Programmability in the Network: Because #BigData is Often Unstructured

#devops #node #proxy #sdn Adaptability of network-hosted services requires programmability because data doesn't always follow the rules

Evans Data recently released its Data & Advanced Analytics Survey 2013 which focuses on "tools, methodologies, and concerns related to efficiently storing, handling, and analyzing large datasets and databases from a wide range of sources." Glancing through the sample pages reveals this nugget on why developers move from traditional databases to more modern systems, like Hadoop:

The initial motivating factors to move away from traditional database solutions were the total size of the data being processed – it being big data – and the data’s complexity or unstructured nature.

 

It's that second reason (and the data from Evans says it's only second by a partial percentage point) that caught my eye. Because yes, we all know big data is BIG. REALLY BIG. HUGE. Otherwise we'd call it something else. It's the nature of the data, the composition, that's just as important - not only to developers and how that data is represented in a data store, but to the network and how it interacts with that data.

See, the "network" and network-hosted services (firewalls, load balancers, caches, etc...) are generally used to seeing very clearly (RFC) defined structured data. Switches are routers are fast because the data they derive decisions from is always in the same, fixed schema.

In an increasingly application-driven data center, however, it is the application - and often its data - that drives network =decisions. This is particularly true for higher-order network services (L4-7) which specifically act on application data to improve performance, security and increasingly, supportive devops-oriented architectural topologies such as A/B testing, Canary Deployments and Blue/Green Architectures.

That data is more often than not unstructured. It's the mechanism by which the unstructured big data referenced by Evans is transferred to the application that ultimately deposits it in a data base somewhere. Any data, structured or not, traverses a network of services before it reaches its penultimate destination.

Programmability is required for devops and networking teams to implement the architectures and services necessary to support those applications and systems which exchange unstructured data. Certainly there is value in programmability when applied to structured data, particularly in cases where more complex logic is required to make decisions, but it is not necessarily required to enable that value. That's because capabilities that act on structured (fixed) data can be integrated into a network-hosted service and exposed as a configurable but well-understood feature.

But when data is truly unstructured and where there is no standard - de facto or otherwise - then programmability in the network is necessary to unlock architectural capabilities. The reason intermediaries can be configured to "extract and act" on data that appears unstructured, like HTTP headers, is because there are well-defined key-value pairs. Consider "Cookie" and "Cache-control" and "X-Forward-For" (not officially part of the standard, hence the "X" but accepted as an industry, de facto standard) as good examples. While not fixed, there is a structure to HTTP headers that lends itself well to both programmability and "extract and act" systems.

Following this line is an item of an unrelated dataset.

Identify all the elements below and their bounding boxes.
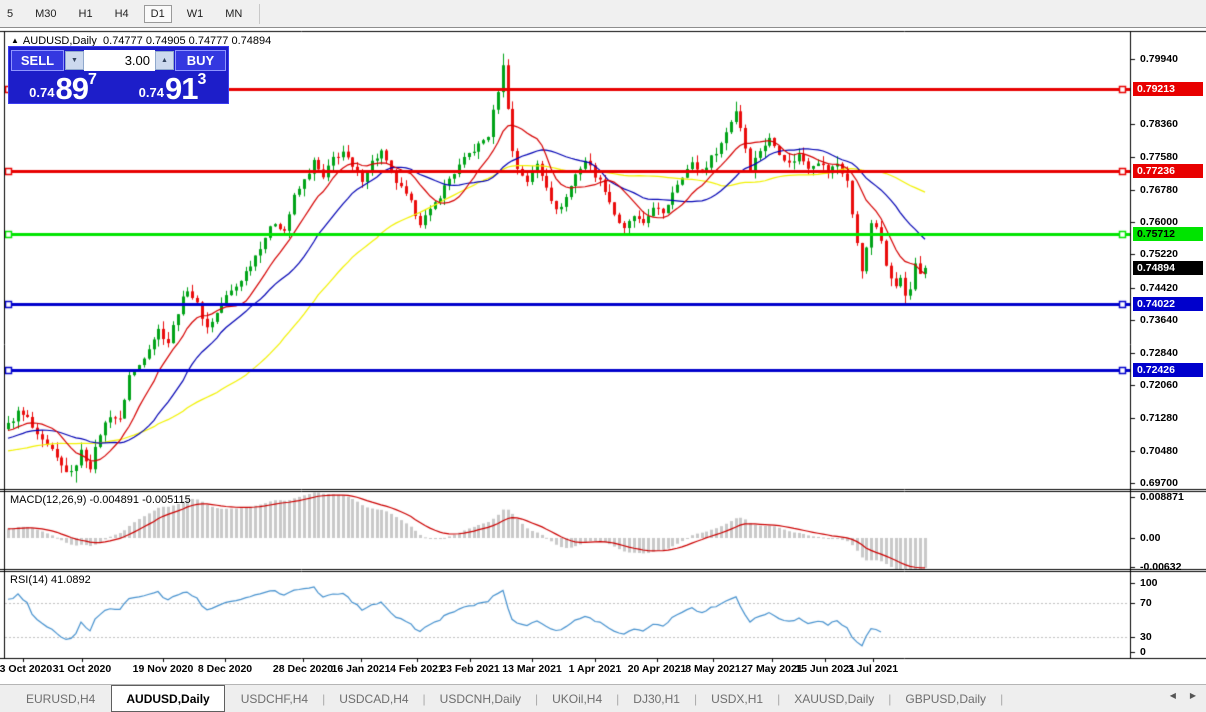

To interact with non-standard headers, however, or to get at unstructured data in a payload, requires programmability on the level of executable logic rather than simple, configurable options. A variety of devops-related architectures and API proxy capabilities require programmability due to the extreme variability in implementation. There's simply no way for an intermediary or proxy to "out of the box" support such a wide-open set of possibilities because the very definition of the data is not common. Even though it may be structured in the eyes of the developer, it's still unstructured because there is no schema to describe it (think JSON as opposed to XML) and it follows no accepted, published standard.

The more unstructured data we see traversing the network, the more we're going to need programmability in the network to enable the modern architectures required to support it.